I'm back in Ashland, Oregon, finishing up a week of Shakespeare with my daughter and family.
It's always something of a trial, of course. The Shakespeare, not the family. Because Ashland and the Oregon Shakespeare Festival is liberal-land.
The whole experience is a bit like watching the mainstream media: liberals telling each other how wonderful they are.
This year, all three plays we watched are GSEs: government-sponsored entertainment, as in the program's announcement that
The Oregon Shakespeare Festival's productions of Measure for Measure; Julius Caesar, Henry IV, Part II and Love's Labor's Lost are part of Shakespeare for a New Generation, a national theater initiative sponsored by the National Endowment for the Arts in cooperation with Arts Midwest.
Obviously, when you do a project like that, it turns out to be tuned to political perfect pitch.
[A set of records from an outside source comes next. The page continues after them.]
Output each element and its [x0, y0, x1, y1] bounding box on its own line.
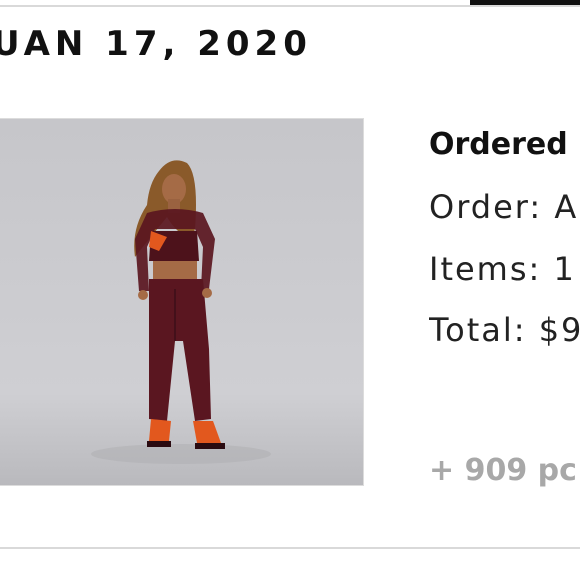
product-image[interactable] — [0, 118, 364, 486]
product-photo-icon — [0, 119, 363, 485]
order-date: UAN 17, 2020 — [0, 24, 312, 64]
order-total: Total: $9 — [429, 311, 580, 349]
order-items-count: Items: 1 — [429, 250, 576, 288]
order-details: Ordered Order: A Items: 1 Total: $9 + 90… — [429, 0, 580, 580]
bottom-divider — [0, 547, 580, 549]
order-status: Ordered — [429, 127, 568, 162]
more-products-link[interactable]: + 909 pc — [429, 452, 577, 490]
order-card[interactable]: UAN 17, 2020 Ordered Order: A Items: 1 T… — [0, 0, 580, 580]
order-number: Order: A — [429, 188, 579, 226]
That means that the cast is exquisitely racially balanced, a lot of the plays are directed by women, Julius Caesar is played by a woman, and the humor is physically exaggerated so that even someone that has never cracked a book can get the jokes. It also means that a lot of the physical gestures of TV-land get imported into the productions. TV is our modern cultural lingua franca, and live theater has to learn to speak TV-speak or lose its audience.
Having said that, I found that under the dross you can still find the timeless question at the center of Love's Labor's Lost, the daunting question for any young woman: How can she trust the man wooing to get between her legs? He's thrown up all his grand plans as soon as he's caught the twinkle in her eyes. Very nice, very flattering. But then what? The answer is the old answer: better make him work for it.
In Henry IV, Part II there is still the question of the rising generation: will it amount to anything? Will it ever get serious? And as for the ruling generation, can we ever get out from under the debt of its quarrels, its enmities, its hypocrisies?
Unfortunately, the Julius Caesar had nothing in particular to recommend it. You'd hardly realize that she, Caesar, was a standout army commander and power politician. You'd hardly realize that the play was about ruthless high politics between the great ruling families of a great empire rather than a bunch of actors doing a workshop production in their street clothes. But maybe you can't expect a new generation, especially a new generation that helped elect Barack Obama as president, to have a clue about politics. Maybe director Amanda Dehnert should have had the courage of her convictions and had the conspirators conversing with iPhones and Facebook.
Never mind, the weather was glorious, the swimming was good, and the visit with my daughter and her family delightful as I played the role of grumpy old grandpa the best I knew how.
But next year, next year we'll be right in the middle of the liberal Annus Horribilis and the meaning of Mistress Quickly's demand that she'll have "no swaggerers here" may apply to the body language of that eternally marginalized Ashland minority. I am talking about conservative Shakespeare lovers.